Coming on to the structure of the FA, as has been explained we have the FA council, the shareholders and the board. Credit is due again for the two non-executives, which is quite a change of view by Mr Roger Burden, who back in March last year was yet to be persuaded of the case for two independent directors. I am pleased that he changed his mind and with the vote in favour. The right hon. Member for Bath has already mentioned the committee structure. Our recommendation is imperative: that all committees should report to the board, rather than to a mixture of the board and the council, simply because we end up with the board effectively not being able to run the FA even though it has been given that direction by the council. That change is imperative, and I hope that the FA council will take it firmly on board.

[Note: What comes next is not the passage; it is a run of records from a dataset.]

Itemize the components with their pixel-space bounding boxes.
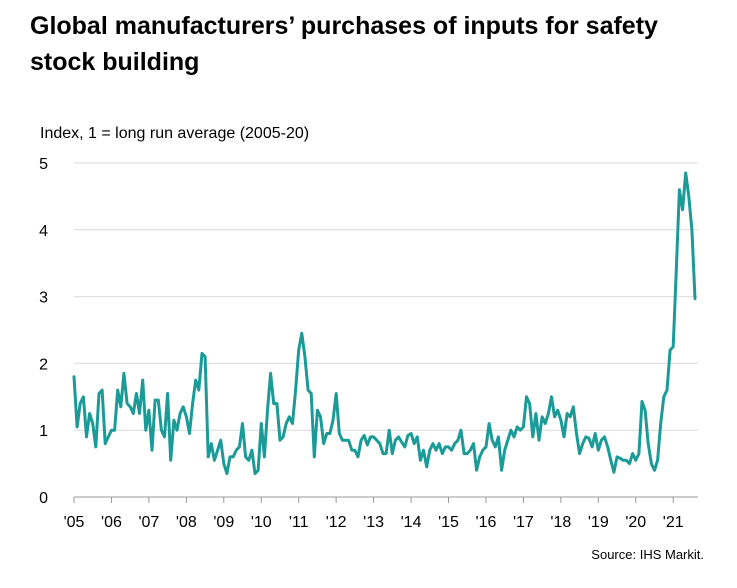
- x-tick-label: '20: [625, 514, 646, 531]
- x-tick-label: '14: [401, 514, 422, 531]
- x-tick-label: '07: [138, 514, 159, 531]
- x-tick-label: '18: [550, 514, 571, 531]
- y-tick-label: 1: [39, 423, 48, 440]
- y-tick-label: 0: [39, 490, 48, 507]
- x-tick-label: '12: [326, 514, 347, 531]
- x-tick-label: '09: [213, 514, 234, 531]
- x-tick-label: '13: [363, 514, 384, 531]
- y-tick-label: 3: [39, 290, 48, 307]
- x-tick-label: '19: [588, 514, 609, 531]
- x-tick-label: '21: [663, 514, 684, 531]
- x-tick-label: '05: [64, 514, 85, 531]
- x-tick-label: '17: [513, 514, 534, 531]
- x-tick-label: '10: [251, 514, 272, 531]
- x-tick-label: '16: [476, 514, 497, 531]
- chart-title: Global manufacturers’ purchases of input…: [30, 12, 658, 76]
- x-tick-label: '11: [289, 514, 309, 531]
- x-tick-label: '15: [438, 514, 459, 531]
- x-tick-label: '08: [176, 514, 197, 531]
- y-tick-label: 2: [39, 356, 48, 373]
- source-note: Source: IHS Markit.: [591, 547, 704, 562]
- data-series-line: [72, 171, 697, 476]
- y-axis-label: Index, 1 = long run average (2005-20): [40, 125, 310, 142]
- x-tick-label: '06: [101, 514, 122, 531]
- y-tick-label: 4: [39, 223, 48, 240]
- y-tick-label: 5: [39, 156, 48, 173]
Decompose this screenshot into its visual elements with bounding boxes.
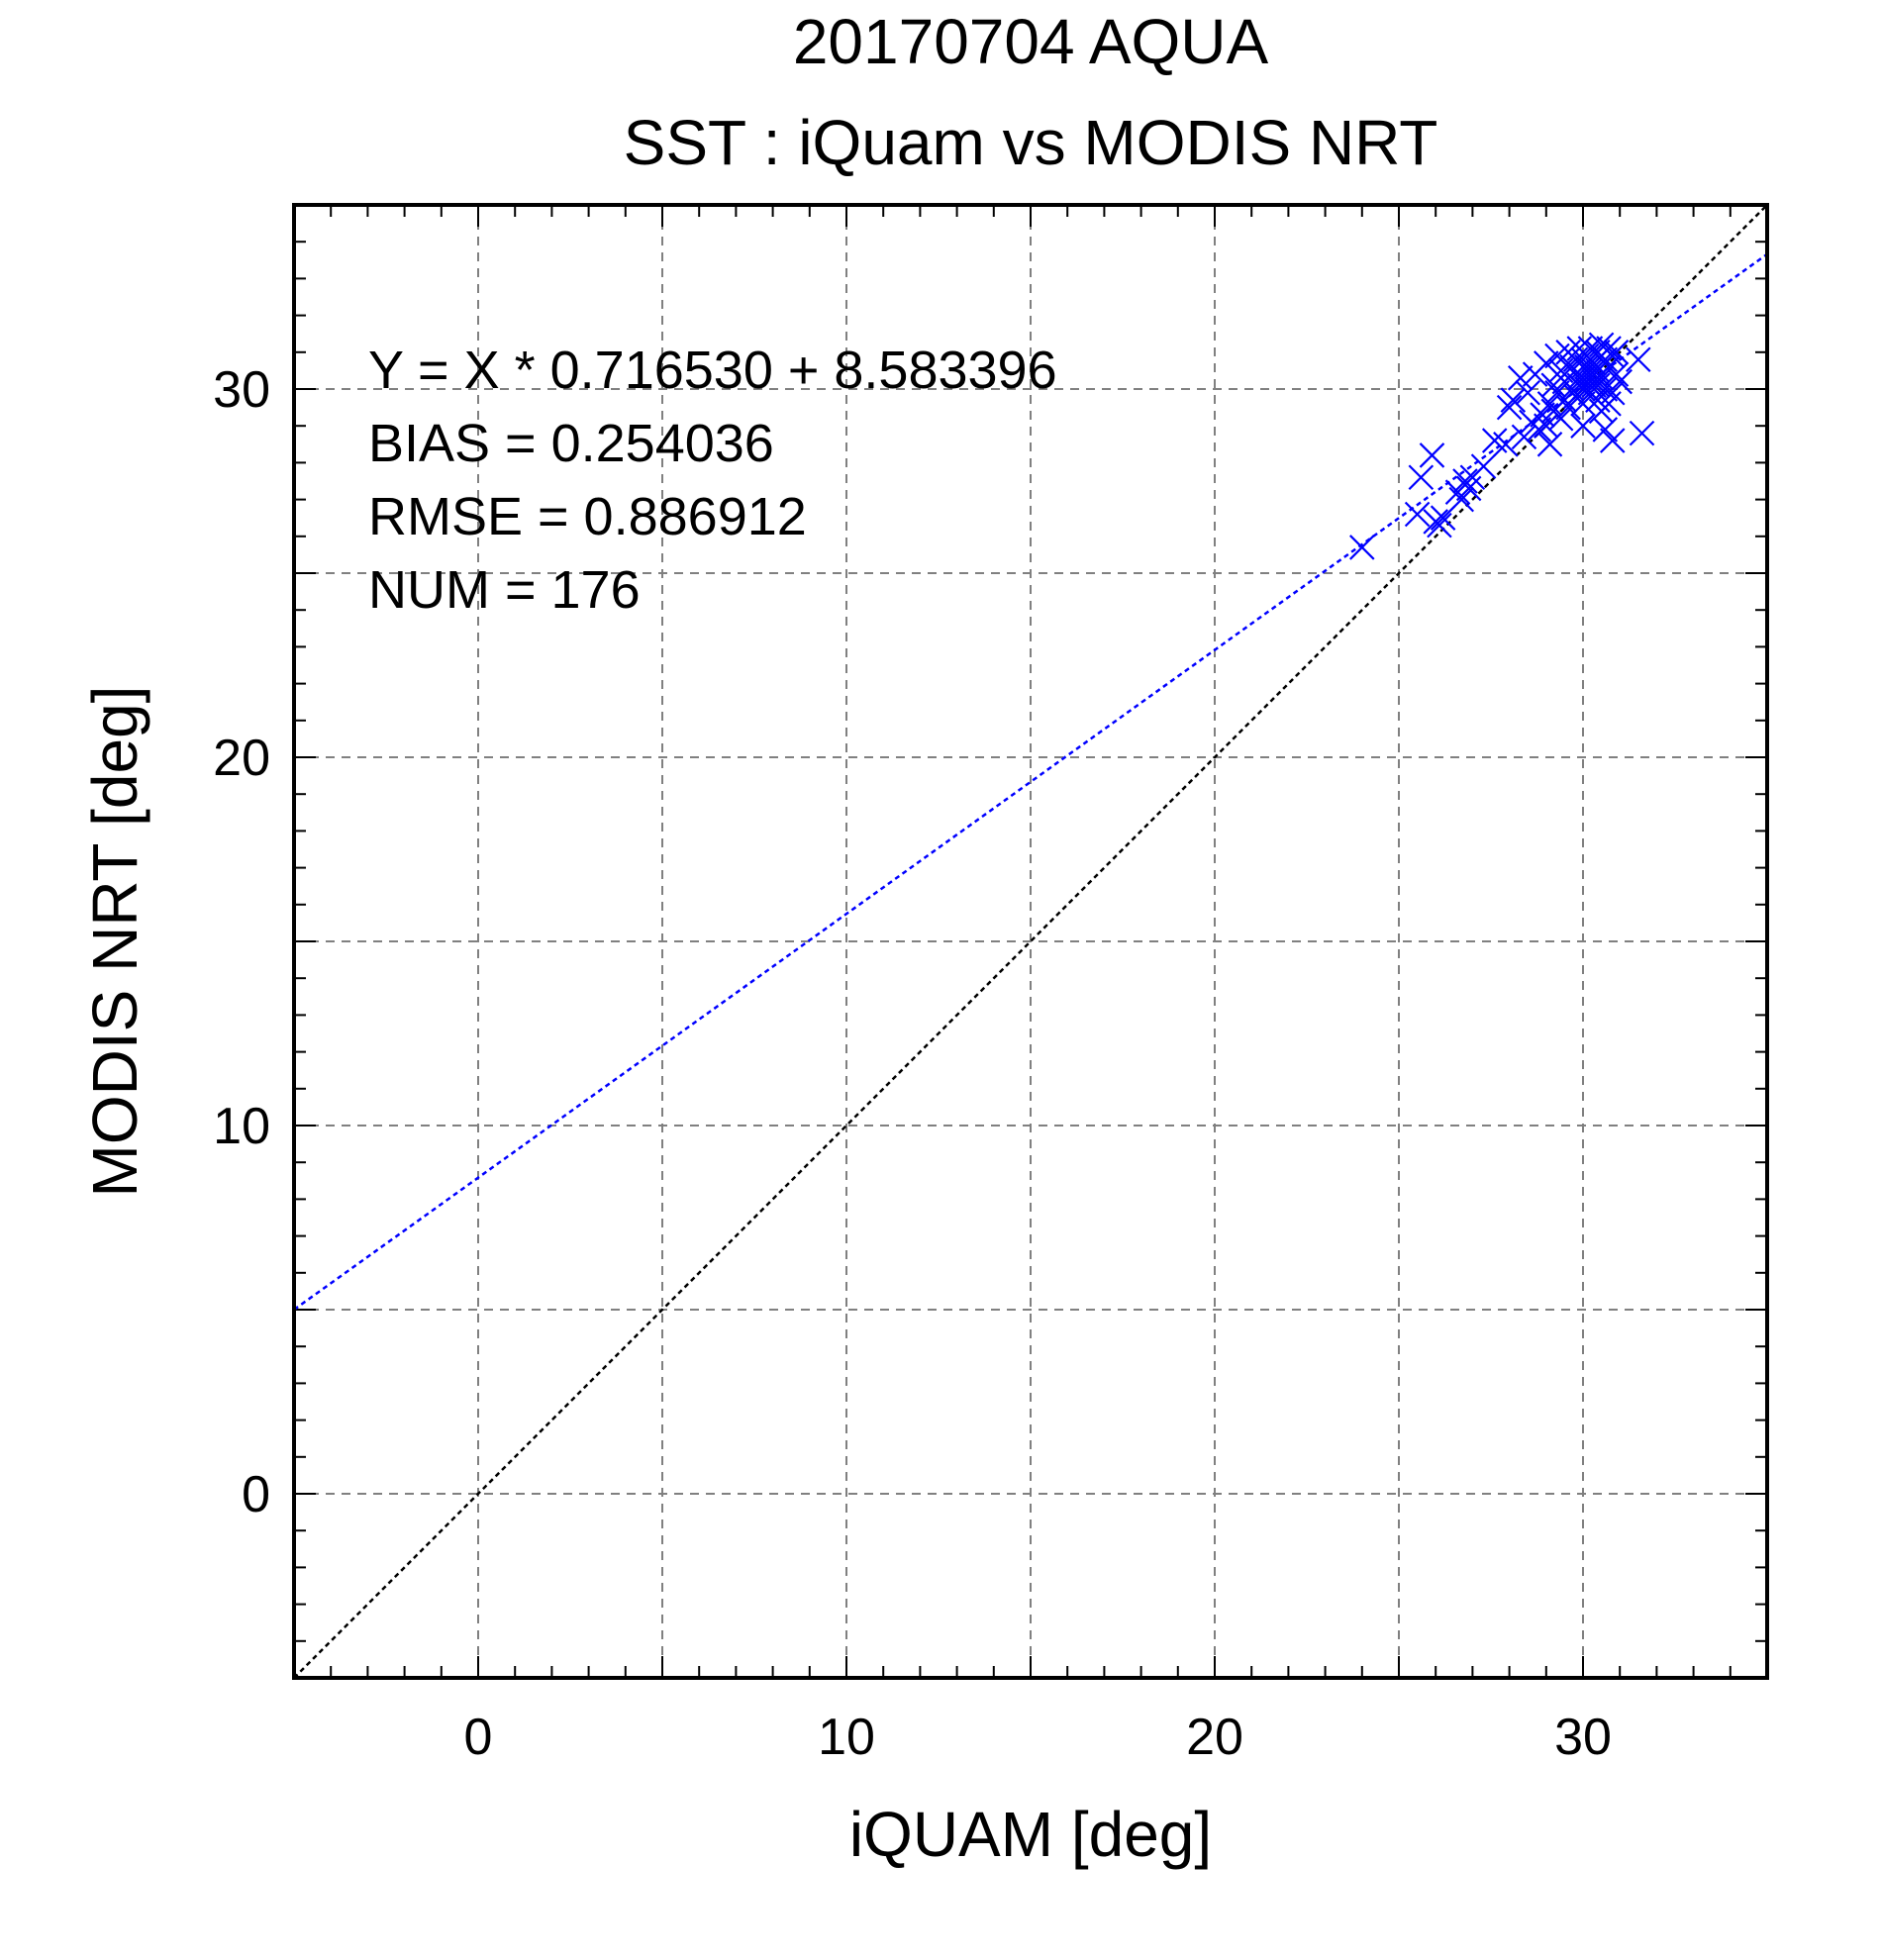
data-point [1596,391,1622,417]
stats-bias: BIAS = 0.254036 [368,414,774,473]
x-tick-label: 20 [1186,1709,1243,1766]
data-point [1507,365,1534,391]
data-point [1496,394,1523,421]
stats-rmse: RMSE = 0.886912 [368,487,807,546]
data-point [1500,387,1527,413]
data-point [1592,376,1619,402]
y-axis-label: MODIS NRT [deg] [79,686,150,1198]
data-point [1511,424,1537,450]
x-tick-label: 30 [1554,1709,1612,1766]
y-tick-labels: 0 10 20 30 [213,361,270,1523]
data-point [1419,442,1445,468]
data-point [1596,336,1622,361]
x-tick-labels: 0 10 20 30 [464,1709,1612,1766]
data-point [1573,353,1600,380]
data-point [1626,346,1651,373]
data-point [1570,346,1596,373]
x-axis-label: iQUAM [deg] [849,1799,1212,1870]
grid-lines [294,205,1767,1678]
data-point [1592,417,1619,442]
data-point [1427,512,1452,539]
data-point [1448,486,1475,513]
data-point [1493,432,1519,457]
plot-frame [292,203,1769,1680]
data-point [1566,372,1593,399]
stats-equation: Y = X * 0.716530 + 8.583396 [368,341,1057,400]
x-tick-label: 10 [818,1709,875,1766]
chart-subtitle: SST : iQuam vs MODIS NRT [624,107,1438,178]
data-points [1349,332,1655,560]
y-tick-label: 30 [213,361,270,419]
data-point [1577,346,1604,373]
x-tick-label: 0 [464,1709,493,1766]
data-point [1349,535,1375,560]
data-point [1599,428,1626,453]
data-point [1408,464,1435,491]
y-tick-label: 10 [213,1098,270,1155]
data-point [1452,468,1478,494]
y-tick-label: 20 [213,730,270,787]
data-point [1603,361,1630,387]
stats-num: NUM = 176 [368,560,641,620]
data-point [1536,432,1563,457]
data-point [1515,379,1540,406]
data-point [1607,368,1633,395]
data-point [1470,453,1497,479]
stats-box: Y = X * 0.716530 + 8.583396 BIAS = 0.254… [368,341,1057,620]
reference-lines [294,205,1767,1678]
regression-line [294,252,1767,1311]
data-point [1526,417,1552,442]
chart-title: 20170704 AQUA [793,6,1269,77]
data-point [1603,340,1630,365]
y-tick-label: 0 [242,1466,270,1523]
data-point [1404,501,1431,528]
data-point [1570,413,1596,439]
data-point [1629,420,1655,446]
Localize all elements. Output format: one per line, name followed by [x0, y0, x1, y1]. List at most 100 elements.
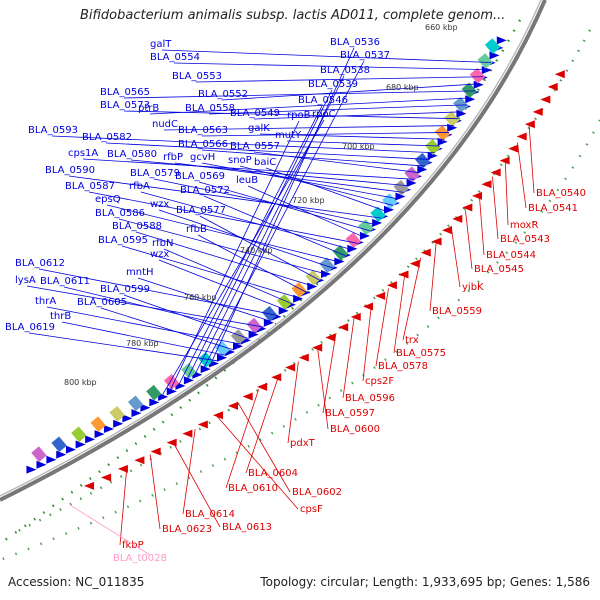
reverse-label-line	[237, 402, 291, 493]
forward-gene-label: rfbN	[152, 238, 173, 249]
reverse-gene-label: BLA_0540	[536, 188, 586, 199]
reverse-gene-arrow	[285, 363, 296, 372]
forward-label-line	[201, 60, 365, 372]
reverse-gene-label: BLA_0543	[500, 234, 550, 245]
forward-gene-arrow	[183, 376, 194, 385]
forward-label-line	[68, 175, 382, 219]
forward-label-line	[51, 135, 435, 154]
reverse-label-line	[317, 347, 329, 430]
forward-gene-label: BLA_0595	[98, 235, 148, 246]
feature-block	[332, 244, 349, 261]
reverse-label-line	[172, 441, 221, 528]
kbp-scale-labels: 660 kbp 680 kbp 700 kbp 720 kbp 740 kbp 760 k…	[64, 23, 458, 387]
feature-block	[393, 179, 409, 196]
reverse-gene-label: moxR	[510, 220, 538, 231]
reverse-label-line	[528, 125, 535, 194]
reverse-gene-arrow	[197, 420, 208, 429]
forward-gene-arrow	[232, 342, 243, 351]
feature-block	[90, 416, 106, 432]
reverse-gene-arrow	[134, 456, 145, 465]
rna-labels: BLA_t0028	[69, 504, 167, 564]
forward-label-line	[163, 125, 454, 131]
forward-gene-arrow	[158, 392, 169, 401]
forward-gene-label: rfbP	[163, 152, 183, 163]
feature-block	[453, 96, 469, 113]
kbp-scale-label: 660 kbp	[425, 23, 458, 32]
forward-gene-arrow	[217, 353, 228, 362]
forward-gene-label: wzx	[150, 199, 169, 210]
forward-label-line	[46, 306, 241, 345]
forward-label-line	[123, 90, 476, 99]
forward-gene-label: mntH	[126, 267, 154, 278]
forward-gene-arrow	[26, 465, 37, 474]
kbp-scale-label: 720 kbp	[292, 196, 325, 205]
forward-label-line	[105, 142, 430, 160]
forward-gene-label: mutY	[275, 130, 302, 141]
forward-gene-label: BLA_0573	[100, 100, 150, 111]
reverse-gene-label: cps2F	[365, 376, 394, 387]
feature-block	[461, 82, 478, 99]
reverse-gene-arrow	[452, 214, 463, 223]
reverse-label-lines	[119, 125, 535, 546]
reverse-label-line	[225, 389, 260, 489]
reverse-gene-arrow	[547, 82, 558, 91]
reverse-gene-label: BLA_0541	[528, 203, 578, 214]
forward-gene-label: BLA_0586	[95, 208, 145, 219]
kbp-scale-label: 760 kbp	[184, 293, 217, 302]
reverse-label-line	[504, 159, 509, 226]
reverse-gene-label: BLA_0613	[222, 522, 272, 533]
reverse-gene-arrow	[271, 373, 282, 382]
forward-gene-label: BLA_0599	[100, 284, 150, 295]
feature-block	[484, 38, 501, 54]
forward-label-line	[137, 277, 271, 322]
reverse-gene-label: fkbP	[122, 540, 144, 551]
reverse-gene-arrow	[84, 481, 95, 490]
forward-label-lines	[26, 47, 491, 399]
forward-label-line	[153, 178, 376, 225]
forward-gene-label: BLA_0593	[28, 125, 78, 136]
reverse-gene-arrow	[386, 281, 397, 290]
forward-gene-arrow	[427, 151, 438, 160]
reverse-gene-label: BLA_0610	[228, 483, 278, 494]
feature-block	[276, 294, 293, 310]
reverse-gene-arrow	[298, 353, 309, 362]
kbp-scale-label: 700 kbp	[342, 142, 375, 151]
forward-gene-label: BLA_0577	[176, 205, 226, 216]
forward-gene-label: BLA_0537	[340, 50, 390, 61]
reverse-label-line	[287, 361, 299, 444]
reverse-gene-label: BLA_0545	[474, 264, 524, 275]
reverse-label-line	[478, 193, 485, 256]
reverse-gene-label: BLA_0623	[162, 524, 212, 535]
reverse-label-line	[119, 466, 128, 546]
forward-label-line	[61, 321, 226, 356]
forward-gene-label: snoP	[228, 155, 252, 166]
feature-block	[319, 257, 335, 274]
feature-block	[305, 269, 321, 286]
reverse-gene-arrow	[242, 392, 253, 401]
reverse-label-line	[517, 142, 527, 209]
reverse-gene-arrow	[213, 411, 224, 420]
forward-label-line	[106, 204, 340, 263]
reverse-gene-arrow	[101, 473, 112, 482]
forward-gene-arrow	[149, 398, 160, 407]
forward-gene-label: BLA_0536	[330, 37, 380, 48]
forward-label-line	[197, 234, 307, 293]
forward-gene-arrow	[437, 137, 448, 146]
forward-gene-arrow	[122, 414, 133, 423]
forward-gene-arrow	[417, 165, 428, 174]
forward-label-line	[185, 89, 333, 383]
reverse-gene-arrow	[508, 144, 519, 153]
reverse-gene-arrow	[540, 95, 551, 104]
forward-label-line	[286, 140, 440, 147]
forward-label-line	[158, 209, 333, 269]
reverse-gene-arrow	[257, 382, 268, 391]
reverse-label-line	[362, 303, 372, 382]
forward-gene-label: BLA_0619	[5, 322, 55, 333]
forward-gene-label: BLA_0582	[82, 132, 132, 143]
forward-gene-label: lysA	[15, 275, 36, 286]
forward-label-line	[193, 75, 345, 378]
accession-label: Accession: NC_011835	[8, 575, 145, 589]
forward-label-line	[199, 215, 320, 281]
forward-gene-label: rpoC	[312, 109, 336, 120]
reverse-label-line	[342, 318, 355, 399]
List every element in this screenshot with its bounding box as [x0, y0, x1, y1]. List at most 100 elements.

Coming on to other things such as the proposal for term limits, I understand that many felt that that was an attack on people who are very good for football. To be blunt, such people have been there in all weathers, painting the lines, coaching the young kids and running the teams, out there in the freezing cold, and they will be thinking, “Why is a bunch of MPs telling us that we can’t stay on our council?” It is not about that. Absolutely, those people deserve full recognition; I have been out with Suffolk FA and local community clubs, and football would not survive without them.
If only the professional game were involved, we would not have that same emotional connection. However, given the role of the council, changeover of people is appropriate for governance. The reason we came up with 10 years was simply that the chairmanship of a Select Committee in this place is two terms of five-year Parliaments. That is where it came from—[Interruption.] We talked about it, didn’t we? We thought about how to ensure changes of governance as well as continuity, helping the organisation to look at itself. I understand fully that many people rightly deserve a little reward once they have been serving the FA for some time as a volunteer, and that should continue, but fresh blood is also useful. Likewise, older or longer-standing Members of the House hopefully recognise the value of change at an election, when we get new Members.
On that note, although we have had some interesting discussion, such as a spat—dare I say it—about Milton Keynes or Wimbledon, the debate shows the strong emotion that we have about our beautiful game, our national game. I hope that football fans at the FA recognise the opportunity to put our game on an even better footing. Long may the celebrations continue for Euro 2012.